If my group or department is approached with a proposal that appears to involve a kickback, but we do not accept it, could we still be liable?
To violate the anti-kickback law, one must knowingly and willfully offer or pay, solicit or receive remuneration in exchange for referring a patient for an item or service payable by the government, or for ordering or arranging for ordering any such item or service.

It is extremely unlikely that merely being offered a suspect financial arrangement without making some affirmative response would put a radiologist or radiation oncologist in jeopardy. ACR members who believe that they have been approached with a potentially fraudulent arrangement should consult with an attorney experienced in health care fraud matters before responding.

Could an arrangement violate a state law also?
Yes. Many states have anti-kickback statutes, including California, Florida, Georgia, Massachusetts, New Jersey, North Carolina and Texas. As some state laws are more comprehensive than others, ACR members should consult their local counsel.

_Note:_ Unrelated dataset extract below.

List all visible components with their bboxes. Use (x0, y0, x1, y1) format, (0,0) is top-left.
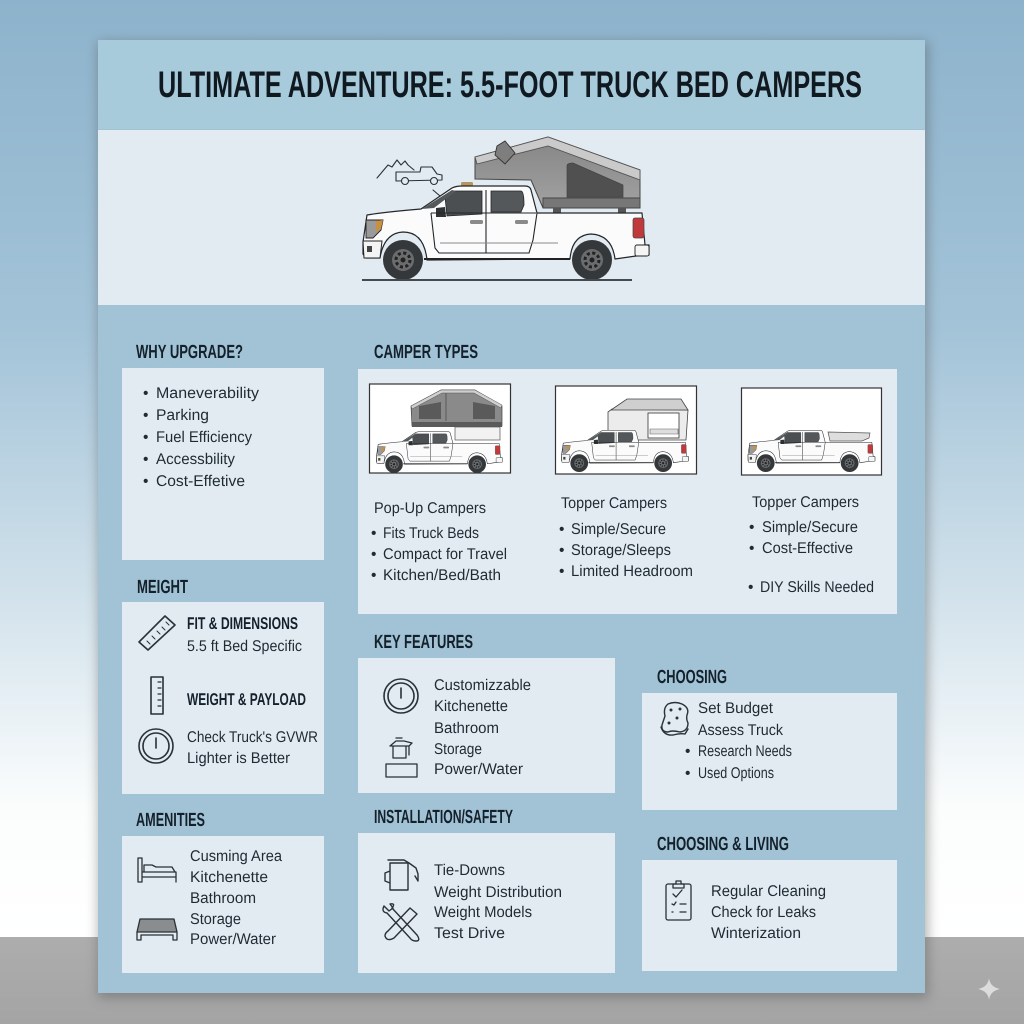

Would fee splitting be considered a kickback?
Sharing a fee with another physician or health care provider for obtaining a patient referral is one type of remuneration for referrals. States such as Illinois, New York and North Carolina make fee-splitting a separate offense from kickback acts. Violations of fee-splitting laws may subject a physician to disciplinary action by a state's licensing board, in addition to other sanctions.

How can I protect myself against anti-kickback liability?
ACR members must vigilantly review all leases and contracts they currently have or are negotiating with other physicians and with hospitals and managed care organizations. Such documents could serve as damaging evidence of intent to engage in illegal conduct.